One of my favourite part about traveling is arriving in new cities after dark. How I love all those dramatic renderings of a nocturnal city about its habitual resistance for chime and harmony. Late evening arrivals are cold but vehement; confusing but pristine; even vulnerable but full of life. There is no homecoming, no welcoming smile, not even a flash of familiarity. But the character a city holds when its people walk free from their daily grind, makes it comforting than confining. You always get to have your way around at whatever pace and tone.
And that is how I broke into Ajmer. I stroll straight through Madar gate with ease to the cramped Purani Mandi. Treating to some local sweets, I am already friends with this ancient city. Straying down the back roads, staring at built environ, seeing lives spilling up and down the lanes, I make efforts to work on my sense of place. That night the 13th century Sufi shrine (dargah) which defined Ajmer for me felt elsewhere. The city was unfolding.
One needn’t have any sense of direction or go through an adventurous ritual of asking around to reach this shrine of Hazrat Moinuddin Chishti. Even at an early hour of the day, I was taken to a huge red sandstone structure — the Nizam gate, by stream of devotees threading through the bazaar, with no one tumbling down on each other, as if on a convention. Inside, it is not a very different world either. But the vibe inside is so rich that one could almost fail to notice the intricate carved walls, even if you were leaning back against it, yea I almost did! The forecourt in itself is a bandage of agony, serenity and celebration. You see men beating their head against stone railings, women getting to feet from their prostrations and then tying the holy threads of faith on Jannati Darwaza, families moving in groups celebrating their answered prayers and people swaying to and fro all around. For few moments, I did reproach myself about the point of my apparent purposelessness.
Inside the mausoleum I had an interesting encounter with a cleric who helped me get near Kwaja Moinunddin Chisti’s crypt, who was disappointed to find I had no offerings to put on tomb but still tapped my head with a feather fan. I had to let him down again when I declined to bury my face in the sheets full of rose petals and kiss the tomb before directing me towards the exit gate. Brought up in a different islamic tradition contesting dargah worship I did have my own apprehensions. But then what is more islamic than the practice of cooking food for masses in those giant copper cauldrons inside Khwaja’s shrine with supplies donated by visitors’ of the Gharib Nawaz, benefactor of the poor!
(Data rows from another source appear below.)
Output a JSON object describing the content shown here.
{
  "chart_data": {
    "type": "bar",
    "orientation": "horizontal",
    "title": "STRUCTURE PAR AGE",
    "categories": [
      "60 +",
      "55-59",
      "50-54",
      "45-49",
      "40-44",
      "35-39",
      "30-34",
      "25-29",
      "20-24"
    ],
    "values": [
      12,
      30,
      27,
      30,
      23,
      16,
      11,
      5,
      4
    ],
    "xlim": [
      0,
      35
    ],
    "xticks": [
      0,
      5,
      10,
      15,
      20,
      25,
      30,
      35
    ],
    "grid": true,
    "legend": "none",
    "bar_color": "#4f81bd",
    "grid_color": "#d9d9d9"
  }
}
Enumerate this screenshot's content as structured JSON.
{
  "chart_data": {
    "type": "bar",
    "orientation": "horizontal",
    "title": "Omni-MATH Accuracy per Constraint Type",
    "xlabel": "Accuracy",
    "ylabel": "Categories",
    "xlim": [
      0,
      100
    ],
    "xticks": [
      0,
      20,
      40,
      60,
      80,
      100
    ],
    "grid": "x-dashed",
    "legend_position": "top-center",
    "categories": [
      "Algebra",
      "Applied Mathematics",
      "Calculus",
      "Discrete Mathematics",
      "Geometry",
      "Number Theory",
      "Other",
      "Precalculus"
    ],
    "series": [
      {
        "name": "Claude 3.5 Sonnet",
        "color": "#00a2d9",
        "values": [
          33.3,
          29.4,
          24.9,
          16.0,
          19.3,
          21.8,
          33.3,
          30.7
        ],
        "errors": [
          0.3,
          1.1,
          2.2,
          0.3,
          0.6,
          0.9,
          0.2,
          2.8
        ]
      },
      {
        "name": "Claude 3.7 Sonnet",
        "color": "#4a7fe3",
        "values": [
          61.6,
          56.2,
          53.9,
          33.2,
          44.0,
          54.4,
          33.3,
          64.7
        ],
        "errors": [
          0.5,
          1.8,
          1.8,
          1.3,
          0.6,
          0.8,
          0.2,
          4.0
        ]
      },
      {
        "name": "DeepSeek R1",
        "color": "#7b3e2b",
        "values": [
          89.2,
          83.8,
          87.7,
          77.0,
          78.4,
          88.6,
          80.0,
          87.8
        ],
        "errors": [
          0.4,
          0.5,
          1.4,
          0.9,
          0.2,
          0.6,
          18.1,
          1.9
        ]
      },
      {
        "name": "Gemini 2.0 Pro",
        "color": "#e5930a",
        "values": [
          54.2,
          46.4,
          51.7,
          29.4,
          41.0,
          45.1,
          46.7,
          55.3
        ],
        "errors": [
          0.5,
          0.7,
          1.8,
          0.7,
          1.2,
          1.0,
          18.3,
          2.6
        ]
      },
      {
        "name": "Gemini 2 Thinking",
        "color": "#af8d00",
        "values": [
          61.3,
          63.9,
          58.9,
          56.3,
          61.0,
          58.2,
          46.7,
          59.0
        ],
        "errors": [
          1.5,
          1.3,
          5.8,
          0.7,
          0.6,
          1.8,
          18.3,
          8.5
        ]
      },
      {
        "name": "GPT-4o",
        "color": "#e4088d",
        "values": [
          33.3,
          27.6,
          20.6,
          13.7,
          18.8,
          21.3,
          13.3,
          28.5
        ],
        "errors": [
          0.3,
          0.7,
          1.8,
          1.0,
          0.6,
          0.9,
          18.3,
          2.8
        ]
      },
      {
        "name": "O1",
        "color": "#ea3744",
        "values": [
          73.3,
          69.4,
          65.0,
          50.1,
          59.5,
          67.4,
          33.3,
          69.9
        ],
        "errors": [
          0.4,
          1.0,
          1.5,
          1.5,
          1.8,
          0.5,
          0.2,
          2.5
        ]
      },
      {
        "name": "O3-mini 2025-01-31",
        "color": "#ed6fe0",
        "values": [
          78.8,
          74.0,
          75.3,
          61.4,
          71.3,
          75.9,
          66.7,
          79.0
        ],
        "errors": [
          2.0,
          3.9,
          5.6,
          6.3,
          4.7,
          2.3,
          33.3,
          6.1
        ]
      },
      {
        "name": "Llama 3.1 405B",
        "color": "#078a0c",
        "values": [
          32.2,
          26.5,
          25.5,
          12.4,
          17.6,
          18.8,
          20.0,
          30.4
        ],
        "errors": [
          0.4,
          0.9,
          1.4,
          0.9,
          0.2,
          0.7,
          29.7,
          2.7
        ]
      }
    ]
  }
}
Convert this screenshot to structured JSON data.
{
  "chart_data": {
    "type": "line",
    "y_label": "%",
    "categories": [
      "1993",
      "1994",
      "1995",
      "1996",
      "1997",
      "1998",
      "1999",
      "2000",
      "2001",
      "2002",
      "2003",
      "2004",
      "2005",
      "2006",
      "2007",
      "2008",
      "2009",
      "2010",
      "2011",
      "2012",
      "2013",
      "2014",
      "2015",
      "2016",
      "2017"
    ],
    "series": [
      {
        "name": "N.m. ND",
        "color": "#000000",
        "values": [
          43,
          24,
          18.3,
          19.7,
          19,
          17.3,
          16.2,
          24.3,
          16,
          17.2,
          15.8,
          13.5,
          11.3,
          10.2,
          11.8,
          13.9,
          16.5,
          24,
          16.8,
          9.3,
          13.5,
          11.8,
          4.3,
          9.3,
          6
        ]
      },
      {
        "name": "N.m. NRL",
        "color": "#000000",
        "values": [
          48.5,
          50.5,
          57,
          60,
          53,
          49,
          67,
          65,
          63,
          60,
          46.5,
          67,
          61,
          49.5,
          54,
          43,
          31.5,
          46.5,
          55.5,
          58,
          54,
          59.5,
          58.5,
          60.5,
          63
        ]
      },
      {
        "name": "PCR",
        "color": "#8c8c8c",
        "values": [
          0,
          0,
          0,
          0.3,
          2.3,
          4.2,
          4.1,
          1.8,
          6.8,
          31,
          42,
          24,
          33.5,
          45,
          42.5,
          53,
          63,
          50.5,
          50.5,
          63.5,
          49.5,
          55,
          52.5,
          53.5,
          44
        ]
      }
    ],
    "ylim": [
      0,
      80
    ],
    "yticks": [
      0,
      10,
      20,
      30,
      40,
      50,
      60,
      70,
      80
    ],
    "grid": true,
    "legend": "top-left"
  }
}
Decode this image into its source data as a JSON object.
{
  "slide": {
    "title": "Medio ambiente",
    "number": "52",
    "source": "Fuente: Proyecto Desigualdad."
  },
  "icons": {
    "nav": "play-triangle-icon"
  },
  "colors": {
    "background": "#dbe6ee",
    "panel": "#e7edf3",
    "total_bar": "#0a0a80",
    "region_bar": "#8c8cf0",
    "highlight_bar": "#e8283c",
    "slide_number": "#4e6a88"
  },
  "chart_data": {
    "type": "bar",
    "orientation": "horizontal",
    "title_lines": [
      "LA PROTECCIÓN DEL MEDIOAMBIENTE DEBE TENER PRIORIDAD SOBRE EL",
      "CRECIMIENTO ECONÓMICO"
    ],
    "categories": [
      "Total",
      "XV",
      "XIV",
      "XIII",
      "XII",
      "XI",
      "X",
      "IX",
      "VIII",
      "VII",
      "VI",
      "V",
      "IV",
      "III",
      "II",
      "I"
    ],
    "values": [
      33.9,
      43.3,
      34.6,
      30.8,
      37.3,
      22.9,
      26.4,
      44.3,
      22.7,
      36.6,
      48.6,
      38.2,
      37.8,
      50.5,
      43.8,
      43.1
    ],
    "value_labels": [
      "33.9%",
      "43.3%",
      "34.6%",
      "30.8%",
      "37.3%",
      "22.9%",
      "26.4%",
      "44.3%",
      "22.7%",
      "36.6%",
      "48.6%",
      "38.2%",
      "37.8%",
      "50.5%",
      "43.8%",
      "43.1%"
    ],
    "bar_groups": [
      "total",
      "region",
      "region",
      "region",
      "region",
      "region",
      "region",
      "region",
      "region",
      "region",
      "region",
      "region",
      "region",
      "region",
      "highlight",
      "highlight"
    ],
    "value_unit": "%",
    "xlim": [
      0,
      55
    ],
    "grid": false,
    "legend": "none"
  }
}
Because more than the hazy swirl of incense smoke, the roses in sweet smelling punnets and qawwali players in the marble courtyards what appealed to me in Ajmer Sharif was how the idea of everyday lived Islam can be appreciated in spaces like these.
While it is fashionable to talk of the composite culture and cosmopolitan spirituality in relation to Ajmer, it is a least functioning city. From a city bearing the burden of an urban fantasy of becoming smart city, I am off to walk some labyrinthine lanes in Pushkar.